Avant de conclure, deux (petits) motifs (personnels) de contestation, l’un à Jacques Drillon ; et l’autre à Gustav Leonhardt (extra musical : « philosophique », celui-là…) _ que je connais (un peu) personnellement tous les deux, pour les avoir rencontrés (un peu). Et j’attache beaucoup d’importance aux rencontres _ au point d’y avoir consacré un essai (« Cinéma de la rencontre ; à la ferraraise« …) ; et une conférence (à la galerie La NonMaison, à Aix-en-Provence, le 13 décembre dernier)…

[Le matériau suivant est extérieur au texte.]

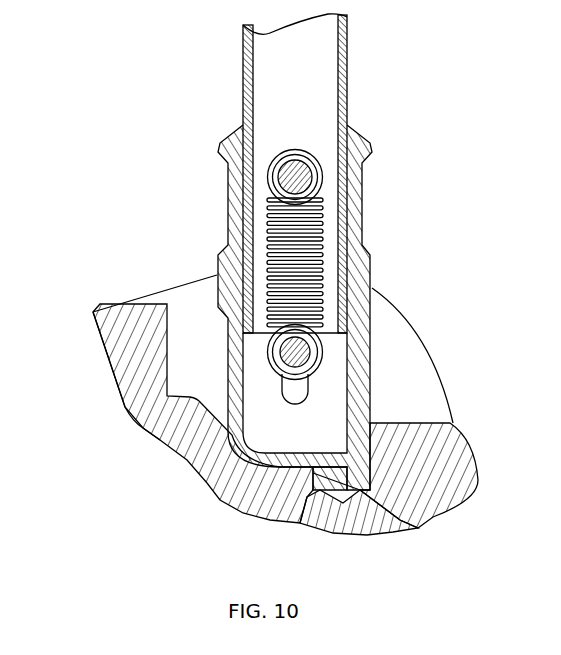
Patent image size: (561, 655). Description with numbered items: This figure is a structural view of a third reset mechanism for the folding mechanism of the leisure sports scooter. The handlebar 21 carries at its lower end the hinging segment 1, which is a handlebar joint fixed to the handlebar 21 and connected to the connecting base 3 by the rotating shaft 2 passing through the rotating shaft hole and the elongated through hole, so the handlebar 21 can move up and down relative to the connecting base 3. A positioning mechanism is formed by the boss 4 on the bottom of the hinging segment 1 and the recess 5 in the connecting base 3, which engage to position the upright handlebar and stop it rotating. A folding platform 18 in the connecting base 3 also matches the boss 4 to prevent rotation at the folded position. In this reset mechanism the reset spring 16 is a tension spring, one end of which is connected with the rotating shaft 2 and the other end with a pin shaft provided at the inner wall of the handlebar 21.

The handlebar 21 is at (345, 98).
The hinging segment 1 is at (348, 249).
The reset spring 16 is at (297, 297).
The rotating shaft 2 is at (325, 334).
The folding platform 18 is at (132, 418).
The connecting base 3 is at (158, 432).
The boss 4 is at (340, 490).
The recess 5 is at (360, 490).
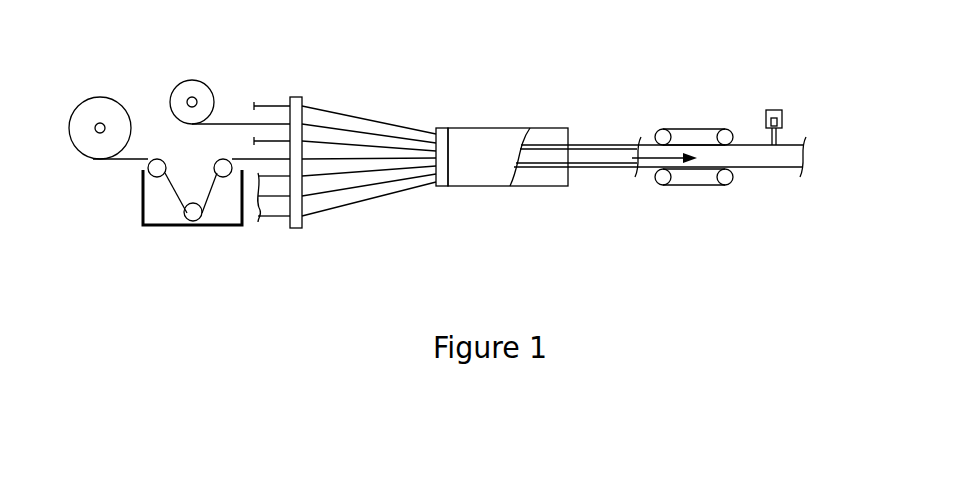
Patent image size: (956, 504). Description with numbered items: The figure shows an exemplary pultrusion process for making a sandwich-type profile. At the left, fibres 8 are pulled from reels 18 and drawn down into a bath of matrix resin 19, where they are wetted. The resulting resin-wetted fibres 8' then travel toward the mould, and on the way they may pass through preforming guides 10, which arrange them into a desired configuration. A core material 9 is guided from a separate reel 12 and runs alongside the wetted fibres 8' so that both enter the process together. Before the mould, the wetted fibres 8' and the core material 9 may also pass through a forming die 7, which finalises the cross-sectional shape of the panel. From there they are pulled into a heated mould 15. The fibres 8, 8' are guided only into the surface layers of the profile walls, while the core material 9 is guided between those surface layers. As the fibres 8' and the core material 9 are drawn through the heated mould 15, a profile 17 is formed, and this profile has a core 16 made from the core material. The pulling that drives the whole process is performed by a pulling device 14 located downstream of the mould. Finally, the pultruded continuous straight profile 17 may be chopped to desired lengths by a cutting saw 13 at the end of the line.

The forming die 7 is at (441, 130).
The fibres 8 is at (191, 208).
The resin-wetted fibres 8' is at (347, 230).
The core material 9 is at (357, 130).
The preforming guides 10 is at (297, 100).
The reel 12 is at (202, 85).
The cutting saw 13 is at (778, 107).
The pulling device 14 is at (694, 121).
The heated mould 15 is at (514, 116).
The core 16 is at (550, 160).
The profile 17 is at (745, 163).
The reels 18 is at (105, 98).
The matrix resin 19 is at (210, 213).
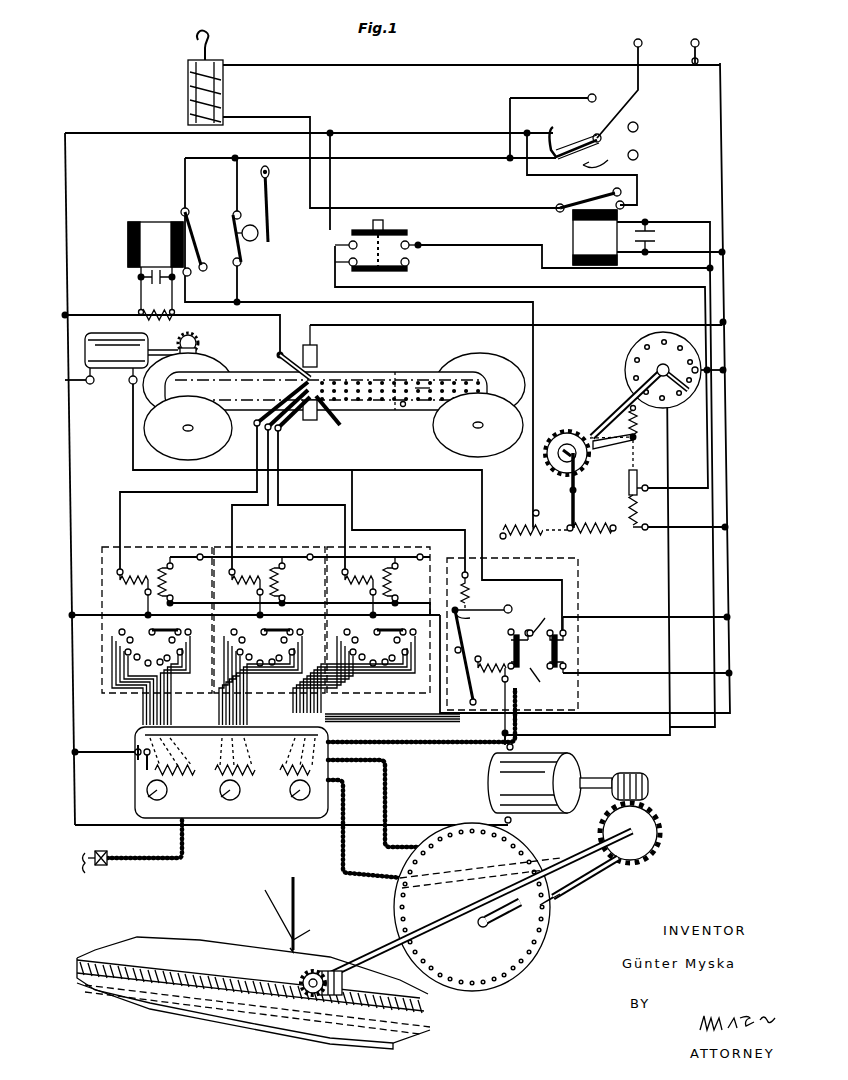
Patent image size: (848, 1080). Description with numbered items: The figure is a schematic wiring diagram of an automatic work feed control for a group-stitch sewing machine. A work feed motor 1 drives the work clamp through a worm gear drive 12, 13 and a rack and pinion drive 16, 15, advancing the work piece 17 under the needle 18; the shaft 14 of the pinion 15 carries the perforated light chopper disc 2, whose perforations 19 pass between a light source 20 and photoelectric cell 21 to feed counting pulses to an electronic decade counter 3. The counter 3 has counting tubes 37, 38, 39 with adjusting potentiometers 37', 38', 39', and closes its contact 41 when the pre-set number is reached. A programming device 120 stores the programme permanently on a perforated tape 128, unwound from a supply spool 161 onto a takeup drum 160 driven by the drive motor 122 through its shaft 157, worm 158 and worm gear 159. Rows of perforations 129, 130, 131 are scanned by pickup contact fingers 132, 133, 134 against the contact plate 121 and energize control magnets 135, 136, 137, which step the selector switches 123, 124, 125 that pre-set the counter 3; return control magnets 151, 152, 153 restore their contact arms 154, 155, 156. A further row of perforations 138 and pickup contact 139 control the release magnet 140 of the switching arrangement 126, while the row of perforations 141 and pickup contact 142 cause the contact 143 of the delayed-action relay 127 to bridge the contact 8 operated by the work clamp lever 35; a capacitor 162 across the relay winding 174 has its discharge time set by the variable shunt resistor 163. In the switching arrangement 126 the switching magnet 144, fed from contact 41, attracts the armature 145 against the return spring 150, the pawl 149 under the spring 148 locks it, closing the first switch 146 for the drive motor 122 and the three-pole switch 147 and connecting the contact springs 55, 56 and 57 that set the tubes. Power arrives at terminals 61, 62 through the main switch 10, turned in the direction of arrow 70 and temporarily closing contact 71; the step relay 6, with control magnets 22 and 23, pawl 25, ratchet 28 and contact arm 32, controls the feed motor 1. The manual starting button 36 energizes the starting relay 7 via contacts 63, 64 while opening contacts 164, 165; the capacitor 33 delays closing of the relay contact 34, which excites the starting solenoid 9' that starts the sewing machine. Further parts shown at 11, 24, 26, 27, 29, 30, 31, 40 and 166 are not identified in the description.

The work feed motor 1 is at (492, 782).
The perforated disc light chopper 2 is at (520, 968).
The electronic decade counter 3 is at (212, 772).
The step relay 6 is at (600, 439).
The starting relay 7 is at (573, 232).
The contact 8 is at (230, 242).
The starting magnet or solenoid 9' is at (219, 78).
The main power or control switch 10 is at (580, 134).
The motor shaft 11 is at (600, 780).
The worm gear drive 12 is at (648, 785).
The worm gear drive 13 is at (658, 848).
The shaft 14 is at (580, 848).
The pinion 15 is at (328, 968).
The rack 16 is at (300, 1012).
The work piece 17 is at (172, 950).
The needle 18 is at (296, 922).
The perforation 19 is at (540, 925).
The light source 20 is at (520, 930).
The photoelectric cell 21 is at (600, 880).
The control magnet 22 is at (523, 525).
The further control magnet 23 is at (640, 510).
The pointer rod 24 is at (578, 512).
The pawl 25 is at (578, 490).
The lever 26 is at (625, 443).
The spring 27 is at (624, 421).
The ratchet 28 is at (567, 430).
The resistor 29 is at (595, 531).
The pivot 30 is at (638, 437).
The pointer rod 31 is at (608, 418).
The contact arm 32 is at (630, 360).
The capacitor 33 is at (656, 235).
The relay contact 34 is at (580, 200).
The work clamp lever 35 is at (270, 205).
The manual starting switch or button 36 is at (384, 220).
The counting tube 37 is at (132, 795).
The adjusting potentiometer 37' is at (173, 768).
The counting tube 38 is at (221, 795).
The adjusting potentiometer 38' is at (243, 764).
The counting tube 39 is at (289, 795).
The adjusting potentiometer 39' is at (303, 776).
The mains plug 40 is at (103, 866).
The contact 41 is at (135, 768).
The contact spring 55 is at (538, 617).
The contact spring 56 is at (546, 680).
The spring contact 57 is at (520, 692).
The terminal 61 is at (634, 44).
The terminal 62 is at (691, 44).
The contact 63 is at (410, 242).
The contact 64 is at (346, 243).
The arrow 70 is at (610, 145).
The contact 71 is at (589, 96).
The programming device 120 is at (326, 385).
The contact plate 121 is at (305, 343).
The drive motor 122 is at (110, 372).
The step selector switch 123 is at (383, 562).
The step selector switch 124 is at (272, 568).
The step selector switch 125 is at (160, 568).
The switching arrangement 126 is at (538, 635).
The delayed-action relay 127 is at (139, 253).
The perforated tape 128 is at (262, 375).
The row of perforations 129 is at (455, 360).
The row of perforations 130 is at (417, 385).
The row of perforations 131 is at (396, 370).
The pickup contact finger 132 is at (283, 432).
The pickup contact finger 133 is at (271, 430).
The pickup contact finger 134 is at (255, 428).
The control magnet 135 is at (359, 585).
The control magnet 136 is at (246, 585).
The control magnet 137 is at (134, 585).
The row of perforations 138 is at (402, 408).
The pickup contact 139 is at (336, 426).
The release magnet 140 is at (463, 572).
The row of perforations 141 is at (368, 378).
The pickup contact 142 is at (280, 352).
The contact 143 is at (196, 222).
The switching magnet 144 is at (490, 672).
The armature 145 is at (470, 702).
The first switch 146 is at (578, 637).
The three-pole switch 147 is at (512, 645).
The spring 148 is at (460, 609).
The pawl 149 is at (520, 603).
The return spring 150 is at (459, 655).
The return control magnet 151 is at (392, 582).
The return control magnet 152 is at (280, 582).
The return control magnet 153 is at (166, 582).
The contact arm 154 is at (376, 668).
The contact arm 155 is at (270, 670).
The contact arm 156 is at (158, 670).
The shaft 157 is at (165, 348).
The worm 158 is at (197, 352).
The worm gear 159 is at (196, 336).
The takeup drum 160 is at (145, 428).
The supply drum or spool 161 is at (450, 440).
The capacitor 162 is at (140, 290).
The variable shunt resistor 163 is at (140, 312).
The contact 164 is at (410, 263).
The contact 165 is at (348, 261).
The perforation 166 is at (418, 408).
The winding 174 is at (150, 222).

Lors d’un salon « Musicora« , quand j’étais « conseiller artistique » un peu actif de La Simphonie du Marais (et Hugo Reyne), j’avais eu l’occasion de signifier en une bonne conversation (d’une demie-heure à peu près) à Jacques Drillon toute mon admiration tant pour ses émissions de France-Musique que pour ses livres :

il me semble aujourd’hui que la position de Gustav Leonhardt _ page 59 _ quant à ce qui est « admissible », ou pas, de la part des « metteurs en scène » d’opéra, cette profession parasite (qui n’existait pas à la période « baroque » _ là-dessus, on s’amusera bien à lire le plus que pittoresque « Théâtre à la mode » de Benedetto Marcello) _, aurait dû lui donner un peu plus à « penser » (= réfléchir) :

qualifier de « d’une violence inattendue«  la préface que Gustav Leonhardt offrit au très riche et très intéressant « Traité de chant et mise en scène baroques » de Michel Verschaeve (paru aux Éditions Zurfluh en 1997) ;

puis « expliquer » (!!!) par là « le panégyrique qu’il a pu faire d’un spectacle « à l’ancienne » (sic), avec quinquets, prononciation « restituée » (sic), ou plutôt « reconstituée » (re-sic), et acteurs face au public, « Le Bourgeois gentilhomme » monté par Benjamin Lazar _ et Vincent Dumestre ; et Mathilde Roussat pour la chorégraphie _ :

« C’était merveilleux et _ enfin ! _ normal _ déclare Gustav Leonhardt. C’est triste à dire, car ce spectacle était le fruit de beaucoup de travail, d’efforts, de connaissance ; mais le résultat était _ tout simplement _ normal = ce que les mises en scène d’œuvres de ce temps (ou « baroques ») devraient être ! selon Gustav Leonhardt et d’autres ; dont moi-même… Adapté _ avec probité et loyauté : à l’œuvre originale de Lully et Molière ; œuvre que connaît particulièrement bien Gustav Leonhardt, notamment pour en avoir réalisé un enregistrement discographique (avec « la Petite Bande », en 1988, pour Deutsche Harmonia Mundi). Une unité pour l’œil et pour l’oreille _ unité qui est un criterium absolu de toute œuvre d’art !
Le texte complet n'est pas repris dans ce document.